A tweet from @iamdeveloper today:
1950: how do we get people to listen to more ads?
1970: how do we get people to watch more ads?
2000: how do we get people to click on more ads?
2020: how do we get people to be ads?
2030: people are ads now
Don't take @iamdevloper too seriously.
technology of the 50s and 60s: transistor, television, satellites, computers, hard drives, solar cells, optical fiber, integrated circuits, arpanet, ...
not technology of the 50s and 60s: "Light up for a Lucky! The best cigarette you've ever smoked!"
If google is part of the "technology industry" then you could say there is no real delineation between the two industries. It seems like we're either making technology for advertisements or we're using technology to advertise.
I generally agree that current big tech companies don't really do much innovation anymore but I fear that he is just attacking the companies he doesn't like for political reasons but leaves others out.
The whole excessive partisanship sucks. It makes you question the real motives behind good looking ideas and unfortunately these suspicions are often correct.
The cynical motivations are transparent, but oh well. Best of luck, Senator Hawley.
The only really strategy for clipping the wings of any of those industries is to ally yourself with the faction that doesn't represent them.
That's the true nature of the liberal democracy, the worst form of governance except for all the other forms we have tried.
And even if you don't like it at all, let this just be another indicator that the general population is starting to wise up to the fact the "tech" business model has been getting more and more exploitative. You can continue rationalizing the systems you build at your dayjob here on Hacker News, but in the real world dang isn't around to hush the people who want to tell you to go get fucked.
I must say though,
>What passes for innovation by Big Tech today isn’t fundamentally new products or new services, but ever more sophisticated exploitation of people.
Does have some truth to it
The atrophy of real-world relationships he mentions is not something he made up, but rather a real problem. And I would be surprised if someone could prove that this problem doesn't contribute to teen suicide rates at all.
Why can't they be doing both, like industry has done since industry was a thing?
I think the senator has a very narrow definition of innovation which for the great part has been about combining existing elements to create something "new". Viewed like this, there's innovation all over the place.

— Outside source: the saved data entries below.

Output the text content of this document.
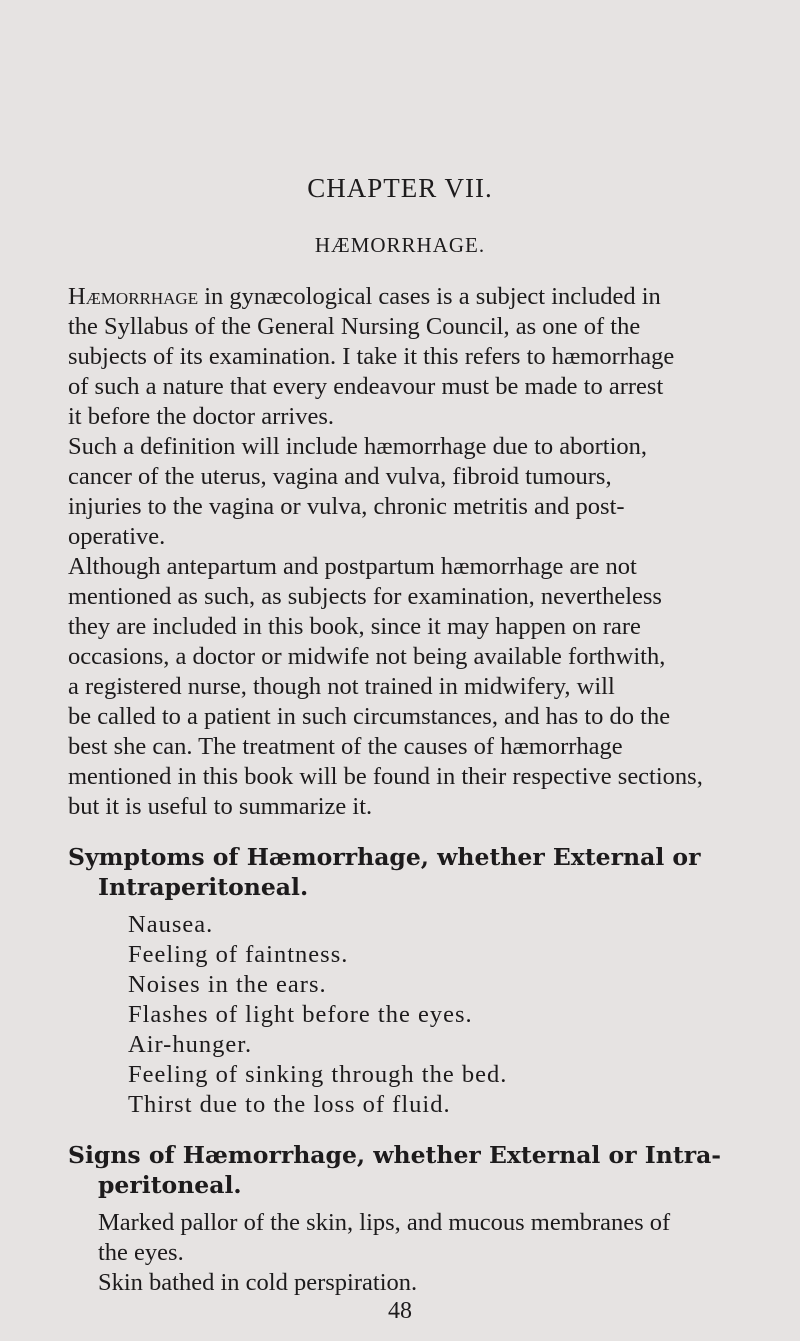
CHAPTER VII.
HÆMORRHAGE.
Hæmorrhage in gynæcological cases is a subject included in
the Syllabus of the General Nursing Council, as one of the
subjects of its examination. I take it this refers to hæmorrhage
of such a nature that every endeavour must be made to arrest
it before the doctor arrives.
Such a definition will include hæmorrhage due to abortion,
cancer of the uterus, vagina and vulva, fibroid tumours,
injuries to the vagina or vulva, chronic metritis and post-
operative.
Although antepartum and postpartum hæmorrhage are not
mentioned as such, as subjects for examination, nevertheless
they are included in this book, since it may happen on rare
occasions, a doctor or midwife not being available forthwith,
a registered nurse, though not trained in midwifery, will
be called to a patient in such circumstances, and has to do the
best she can. The treatment of the causes of hæmorrhage
mentioned in this book will be found in their respective sections,
but it is useful to summarize it.
Symptoms of Hæmorrhage, whether External or
Intraperitoneal.
Nausea.
Feeling of faintness.
Noises in the ears.
Flashes of light before the eyes.
Air-hunger.
Feeling of sinking through the bed.
Thirst due to the loss of fluid.
Signs of Hæmorrhage, whether External or Intra-
peritoneal.
Marked pallor of the skin, lips, and mucous membranes of
the eyes.
Skin bathed in cold perspiration.
48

I do like some of the restrictions he advocates for, but I doubt they'll ever be anything more than talking points.
I'm trying to think of innovations in the last few decades, but everything I can think of is a refinement of an technology invented 50+ years ago (mostly at bell labs) made possible by the exceptional strides in semiconductor manufacturing. It's certainly nice to have technology spread more widely from research labs to the general public, but I'm wondering if there are innovations happening now that I don't know about because they aren't widespread (yet?).
Anyone have any ideas of innovations since say 1980 other than in semiconductor manufacturing?
Whoa, 1968! It seems incredible that was half a century ago!
if you take a very reductive and somewhat pessimistic view, there have been very few true "innovations" in the history of mankind.
the wright brothers' plane was just a scaled up kite with a motor and no tether. the first computer was just a sophisticated abacus (or Babbage's machine if you prefer).
obviously the first plane was a huge stepwise advancement in tech and likewise for the first transistor computer. if you look at something like the internet today and consider how it's changed in twenty years, it's barely recognizable in capabilities. lithium ion batteries are vastly better than what was available for consumer devices a few decades ago, and you basically couldn't have mobile computing without them.
we certainly allocate a ton of capital towards technologies of dubious value (eg, social media), but we are still in an era of unprecedented technological advancement. I suspect it's just harder to find the stepwise jumps when most of the foundations for current technology are pinned down and many people are making incremental progress in parallel.
I'm not a internet/web person, so forgive me, but:
The internet today seems an awfully lot the same as the internet in 2000. In terms of 'unrecognizable capabilities,' are you thinking of streaming video or what?
Batteries is a good one, thanks.
I'm mainly talking about all the services that are available today though, not just serving static text with pretty markup. web search, video streaming, cloud storage, etc. were barely available (to consumers) or non-existent in 1999. I'm venturing out of my area of expertise here, but I believe sharding, cdns, and load balancing were also in their infancy then. big web companies would actually have their sites go down and have meaningful downtime. web services are much more resilient today than they were.
This week's episode covers a lot of ground and is worth listening to. It includes topics ranging from Tesla being purchased by Volkswagen, the value of Peloton, and the possibility that China is winning the Trump administration's Trade War. (Disclosure: Swisher and Galloway are progressive and liberal, and much of their commentary reflect that angle.)
EDIT: proofread first sentence!
Further proof that both Republicans and Democrats are the party of big government these days.